The Court has considered the parties’ respective cases and submissions and makes findings as follows:

1. The evidence is that the reason for the prayers made is to fill the gaps exposed during the cross-examination of RW2. The Court has revisited the record and with respect to the vouchers in issue RW2 testified thus, “They are summary tables on the items. Vouchers in issue not filed. They are in the car park in my car. They are bulky. I have not filed bank statements showing cash was withdrawn and paid out. Supply documents not filed….” Thus the Court finds that as submitted for the claimant the applicant had the documents in its possession throughout the pre-trial stage and on the hearing date and the desire to file and exhibit them is a clear afterthought calculated to seriously prejudice the claimant’s case. The respondent is clearly attempting to prosecute its case by instalment based on gaps disclosed at the hearing and that should be prejudicial to the claimant.

2. The Court has considered the circumstances of the application and finds that the applicant has failed to show that by due diligence it could not avail, prior to commencement of the hearing, the documents sought to be allowed on record belatedly. Thus the application is not merited.

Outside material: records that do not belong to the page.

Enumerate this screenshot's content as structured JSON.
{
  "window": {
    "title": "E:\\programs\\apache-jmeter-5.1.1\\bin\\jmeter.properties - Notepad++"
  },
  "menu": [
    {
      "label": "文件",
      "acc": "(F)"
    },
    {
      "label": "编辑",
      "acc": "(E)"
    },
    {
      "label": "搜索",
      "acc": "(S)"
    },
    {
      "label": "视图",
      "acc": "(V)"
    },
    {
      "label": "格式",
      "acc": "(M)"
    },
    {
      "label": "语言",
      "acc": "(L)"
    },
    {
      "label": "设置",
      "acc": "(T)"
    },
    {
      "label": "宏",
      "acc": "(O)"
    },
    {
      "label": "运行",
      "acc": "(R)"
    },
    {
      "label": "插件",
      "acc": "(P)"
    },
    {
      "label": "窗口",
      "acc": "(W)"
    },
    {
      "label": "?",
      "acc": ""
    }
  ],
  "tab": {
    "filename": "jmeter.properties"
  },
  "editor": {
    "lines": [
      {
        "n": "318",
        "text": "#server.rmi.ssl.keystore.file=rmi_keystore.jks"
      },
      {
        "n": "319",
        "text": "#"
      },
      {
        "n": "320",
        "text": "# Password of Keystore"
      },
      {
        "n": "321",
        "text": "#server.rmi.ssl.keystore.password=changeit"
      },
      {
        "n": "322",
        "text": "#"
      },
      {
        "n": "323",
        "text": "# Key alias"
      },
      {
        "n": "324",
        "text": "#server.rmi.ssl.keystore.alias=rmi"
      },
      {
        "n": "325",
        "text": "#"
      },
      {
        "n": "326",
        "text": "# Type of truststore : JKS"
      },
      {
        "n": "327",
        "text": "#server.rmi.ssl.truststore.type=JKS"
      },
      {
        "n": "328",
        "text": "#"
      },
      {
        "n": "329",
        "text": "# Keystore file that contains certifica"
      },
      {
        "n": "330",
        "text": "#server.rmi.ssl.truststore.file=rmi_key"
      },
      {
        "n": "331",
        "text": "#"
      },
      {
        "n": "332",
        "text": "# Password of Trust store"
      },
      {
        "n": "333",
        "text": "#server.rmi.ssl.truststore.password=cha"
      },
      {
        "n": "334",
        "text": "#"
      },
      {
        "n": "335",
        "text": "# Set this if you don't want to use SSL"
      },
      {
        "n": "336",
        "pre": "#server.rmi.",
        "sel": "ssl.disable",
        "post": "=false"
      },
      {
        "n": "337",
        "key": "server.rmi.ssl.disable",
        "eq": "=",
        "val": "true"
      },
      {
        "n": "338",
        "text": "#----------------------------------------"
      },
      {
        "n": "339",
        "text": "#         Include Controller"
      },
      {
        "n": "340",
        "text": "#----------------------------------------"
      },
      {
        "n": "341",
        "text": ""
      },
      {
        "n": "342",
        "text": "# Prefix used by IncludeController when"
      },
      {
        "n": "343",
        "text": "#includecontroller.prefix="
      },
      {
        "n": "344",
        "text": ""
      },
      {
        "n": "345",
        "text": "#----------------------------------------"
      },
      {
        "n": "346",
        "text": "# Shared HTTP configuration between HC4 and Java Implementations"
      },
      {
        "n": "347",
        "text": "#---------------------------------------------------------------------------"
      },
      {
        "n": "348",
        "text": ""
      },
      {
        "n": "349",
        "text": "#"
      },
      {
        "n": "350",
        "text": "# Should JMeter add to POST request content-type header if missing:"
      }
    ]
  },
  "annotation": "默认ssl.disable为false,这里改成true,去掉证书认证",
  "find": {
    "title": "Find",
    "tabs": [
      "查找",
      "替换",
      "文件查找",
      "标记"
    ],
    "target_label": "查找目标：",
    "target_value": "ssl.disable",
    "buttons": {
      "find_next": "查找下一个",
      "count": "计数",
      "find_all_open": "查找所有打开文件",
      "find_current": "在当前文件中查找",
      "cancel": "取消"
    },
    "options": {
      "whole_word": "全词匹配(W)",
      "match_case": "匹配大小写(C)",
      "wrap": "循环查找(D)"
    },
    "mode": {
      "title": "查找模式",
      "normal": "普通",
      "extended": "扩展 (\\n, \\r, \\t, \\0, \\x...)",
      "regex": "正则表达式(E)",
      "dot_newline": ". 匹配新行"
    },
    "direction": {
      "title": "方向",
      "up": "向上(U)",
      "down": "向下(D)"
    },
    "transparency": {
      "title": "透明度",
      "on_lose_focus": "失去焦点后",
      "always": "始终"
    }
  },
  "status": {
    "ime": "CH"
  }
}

3. Further the documents to be admitted run into over 477 pages. In the opinion of the Court such amounts to massive evidence that may change the character of the suit completely and will require the claimant to go back and even reopen pleadings. There are no prayers for reopening pleadings and the Court will not allow the parties to prosecute their cases by instalment with the consequence that the purposes of the rules of pleading and pre-trial case management are defeated. The discovery by instalment in a case whose hearing is already underway and is hotly contested like in the instant one will lead to absurd outcomes in which the parties shift and re-shift the character of their respective cases and the scope of the dispute. Under Rule 14(10) of the Court’s rules of procedure documents to be relied on at the hearing are to be served upon the other party in 14 days or shorter time the court may order, before the scheduled hearing date. If pleadings have closed, then leave of Court is needed to file supplementary documents. In the instant case leave is being sought after the claimant had closed his case and some of the respondent’s witnesses had already testified. As submitted for the claimant, it will be prejudicial. Needless to state, allowing such massive evidence that may substantially change the character of the parties’ respective cases is inconsistent with section 3 of the Employment and Labour Relations Court Act, 2011 that requires the Court to facilitate the just, expeditious and proportionate resolution of disputes governed by the Act.

In conclusion the application dated 24. 11. 2019 and filed on 26. 11. 2019 is hereby dismissed with costs and parties to proceed with the hearing as already directed by the Court.

Signed, datedanddeliveredin court atNairobithisMonday, 2nd December, 2019.